Paul Rogers created DRILL-6265:
----------------------------------
Summary: Drill pid dir not set to site directory when using --site
option
Key: DRILL-6265
URL: https://issues.apache.org/jira/browse/DRILL-6265
Project: Apache Drill
Issue Type: Bug
Affects Versions: 1.13.0
Reporter: Paul Rogers
Fix For: 1.14.0
Drill supports the --site option to specify where user-specific files reside.
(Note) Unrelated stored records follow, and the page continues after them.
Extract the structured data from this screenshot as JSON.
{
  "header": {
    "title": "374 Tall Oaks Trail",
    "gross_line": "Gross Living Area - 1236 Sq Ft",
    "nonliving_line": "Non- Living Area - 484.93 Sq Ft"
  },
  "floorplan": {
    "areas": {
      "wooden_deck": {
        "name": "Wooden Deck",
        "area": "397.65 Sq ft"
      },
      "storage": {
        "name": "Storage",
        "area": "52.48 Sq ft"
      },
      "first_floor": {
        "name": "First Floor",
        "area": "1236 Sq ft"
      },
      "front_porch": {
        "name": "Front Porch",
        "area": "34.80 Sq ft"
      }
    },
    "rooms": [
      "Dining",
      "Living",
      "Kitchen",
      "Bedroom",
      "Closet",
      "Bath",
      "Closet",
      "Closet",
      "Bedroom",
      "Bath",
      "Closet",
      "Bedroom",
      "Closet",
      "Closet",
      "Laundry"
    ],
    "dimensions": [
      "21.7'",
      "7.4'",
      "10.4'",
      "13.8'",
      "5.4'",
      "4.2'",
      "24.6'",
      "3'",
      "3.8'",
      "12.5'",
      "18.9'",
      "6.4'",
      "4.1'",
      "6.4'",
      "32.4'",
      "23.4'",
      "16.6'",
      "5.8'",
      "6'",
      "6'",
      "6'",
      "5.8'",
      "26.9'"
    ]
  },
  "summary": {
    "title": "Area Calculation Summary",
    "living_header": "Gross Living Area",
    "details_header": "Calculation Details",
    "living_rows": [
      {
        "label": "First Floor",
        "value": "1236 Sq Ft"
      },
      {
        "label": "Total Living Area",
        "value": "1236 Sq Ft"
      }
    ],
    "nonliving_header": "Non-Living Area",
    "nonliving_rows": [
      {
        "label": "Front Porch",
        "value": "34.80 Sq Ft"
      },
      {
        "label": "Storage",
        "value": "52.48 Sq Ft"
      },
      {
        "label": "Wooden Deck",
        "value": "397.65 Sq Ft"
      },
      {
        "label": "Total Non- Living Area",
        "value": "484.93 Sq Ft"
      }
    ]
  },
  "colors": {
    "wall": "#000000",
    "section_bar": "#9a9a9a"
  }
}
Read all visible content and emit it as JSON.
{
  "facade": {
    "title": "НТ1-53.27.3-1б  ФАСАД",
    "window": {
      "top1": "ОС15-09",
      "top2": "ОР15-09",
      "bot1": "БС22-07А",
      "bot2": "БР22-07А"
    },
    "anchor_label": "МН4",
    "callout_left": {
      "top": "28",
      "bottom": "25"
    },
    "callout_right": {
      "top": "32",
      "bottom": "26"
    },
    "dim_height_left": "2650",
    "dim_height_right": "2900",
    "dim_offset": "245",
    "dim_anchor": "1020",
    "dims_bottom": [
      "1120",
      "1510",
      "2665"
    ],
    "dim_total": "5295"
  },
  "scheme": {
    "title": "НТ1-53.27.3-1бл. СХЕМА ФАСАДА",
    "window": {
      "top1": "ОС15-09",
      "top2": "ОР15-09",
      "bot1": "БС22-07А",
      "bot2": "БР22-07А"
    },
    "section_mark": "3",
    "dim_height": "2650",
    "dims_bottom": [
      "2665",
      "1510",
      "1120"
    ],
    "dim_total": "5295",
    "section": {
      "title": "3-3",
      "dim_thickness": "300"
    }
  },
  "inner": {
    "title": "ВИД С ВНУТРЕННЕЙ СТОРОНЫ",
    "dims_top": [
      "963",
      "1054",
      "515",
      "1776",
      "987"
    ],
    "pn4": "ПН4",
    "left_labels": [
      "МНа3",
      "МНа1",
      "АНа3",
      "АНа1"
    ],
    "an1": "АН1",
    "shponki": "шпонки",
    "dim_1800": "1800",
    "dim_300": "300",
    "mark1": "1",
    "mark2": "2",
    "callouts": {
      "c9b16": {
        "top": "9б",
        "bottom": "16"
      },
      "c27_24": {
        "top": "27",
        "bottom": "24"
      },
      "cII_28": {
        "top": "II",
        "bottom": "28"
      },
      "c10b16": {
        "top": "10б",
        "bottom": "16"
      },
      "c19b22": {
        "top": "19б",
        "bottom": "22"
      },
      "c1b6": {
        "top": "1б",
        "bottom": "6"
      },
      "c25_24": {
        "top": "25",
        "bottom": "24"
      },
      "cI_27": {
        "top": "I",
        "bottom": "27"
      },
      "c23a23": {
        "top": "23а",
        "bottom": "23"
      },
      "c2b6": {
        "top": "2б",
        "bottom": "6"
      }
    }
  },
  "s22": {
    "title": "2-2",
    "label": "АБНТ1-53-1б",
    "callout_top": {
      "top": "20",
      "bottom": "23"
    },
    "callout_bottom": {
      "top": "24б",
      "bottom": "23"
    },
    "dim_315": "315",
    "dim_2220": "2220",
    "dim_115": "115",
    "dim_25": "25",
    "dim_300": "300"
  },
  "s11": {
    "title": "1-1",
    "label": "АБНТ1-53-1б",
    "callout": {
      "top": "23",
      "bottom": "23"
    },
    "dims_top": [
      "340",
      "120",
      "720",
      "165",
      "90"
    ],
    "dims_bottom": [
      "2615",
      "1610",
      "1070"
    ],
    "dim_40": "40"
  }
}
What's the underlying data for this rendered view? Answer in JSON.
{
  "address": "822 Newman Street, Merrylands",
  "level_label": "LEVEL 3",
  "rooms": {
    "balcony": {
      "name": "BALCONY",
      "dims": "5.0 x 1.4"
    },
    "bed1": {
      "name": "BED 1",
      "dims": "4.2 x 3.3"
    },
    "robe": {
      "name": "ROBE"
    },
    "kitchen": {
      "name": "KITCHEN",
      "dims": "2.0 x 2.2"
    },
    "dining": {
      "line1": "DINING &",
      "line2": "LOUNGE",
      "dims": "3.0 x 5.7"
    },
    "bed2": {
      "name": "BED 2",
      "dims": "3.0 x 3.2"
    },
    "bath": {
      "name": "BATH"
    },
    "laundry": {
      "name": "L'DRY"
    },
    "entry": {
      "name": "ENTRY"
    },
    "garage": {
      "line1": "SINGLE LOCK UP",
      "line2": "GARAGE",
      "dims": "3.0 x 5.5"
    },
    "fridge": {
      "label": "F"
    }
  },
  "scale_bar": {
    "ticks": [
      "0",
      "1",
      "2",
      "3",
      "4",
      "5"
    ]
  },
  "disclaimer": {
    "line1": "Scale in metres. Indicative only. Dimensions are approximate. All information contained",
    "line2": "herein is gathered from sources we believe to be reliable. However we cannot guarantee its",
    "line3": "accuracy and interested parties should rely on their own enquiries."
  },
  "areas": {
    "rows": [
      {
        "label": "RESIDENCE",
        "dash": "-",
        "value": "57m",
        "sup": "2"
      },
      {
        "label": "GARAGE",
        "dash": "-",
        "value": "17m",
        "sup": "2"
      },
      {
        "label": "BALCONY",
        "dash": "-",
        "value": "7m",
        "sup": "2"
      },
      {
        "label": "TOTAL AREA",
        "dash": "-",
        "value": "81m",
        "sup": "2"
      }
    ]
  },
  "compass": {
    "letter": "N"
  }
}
These include config files, jars, system libraries and so on. One of the
purposes of the site directory is to allow the same Drill install to work with
multiple different configurations.
Part of that functionality is to locate the pid file in the site directory so
that each configuration can have its own file. This appears to not be working,
at least for DoY.
Install Drill 1.13. Set up Drill-on-YARN as described in
[USAGE.md|https://github.com/apache/drill/blob/master/drill-yarn/USAGE.md].
Before launching DoY, use the debug option to display the environment in which
the DoY client runs.
{noformat}
$DRILL_HOME/bin/drill-on-yarn.sh --site $DRILL_SITE debug
{noformat}
Observe the following:
{noformat}
DRILL_SITE=/Users/yourname/bin/site
DRILL_PID_DIR=/Users/paulrogers/bin/apache-drill-1.13.0
{noformat}
Expected:
{noformat}
DRILL_PID_DIR=/Users/yourname/bin/site
{noformat}
There exists a Drill-on-YARN unit test to verify this behavior. But, that test
has had problems due to Drill's use of common, global directories. We should
disable that feature (there is a separate JIRA for that) so we can run the
tests, which should have caught this bug. (If the tests don't catch this bug,
they should be extended so that they do.)
The result is that, under Drill 1.13, users cannot run multiple Drill servers
from a single install. This is not a huge issue for most users, but it does
block certain obscure use cases that we had intended to support.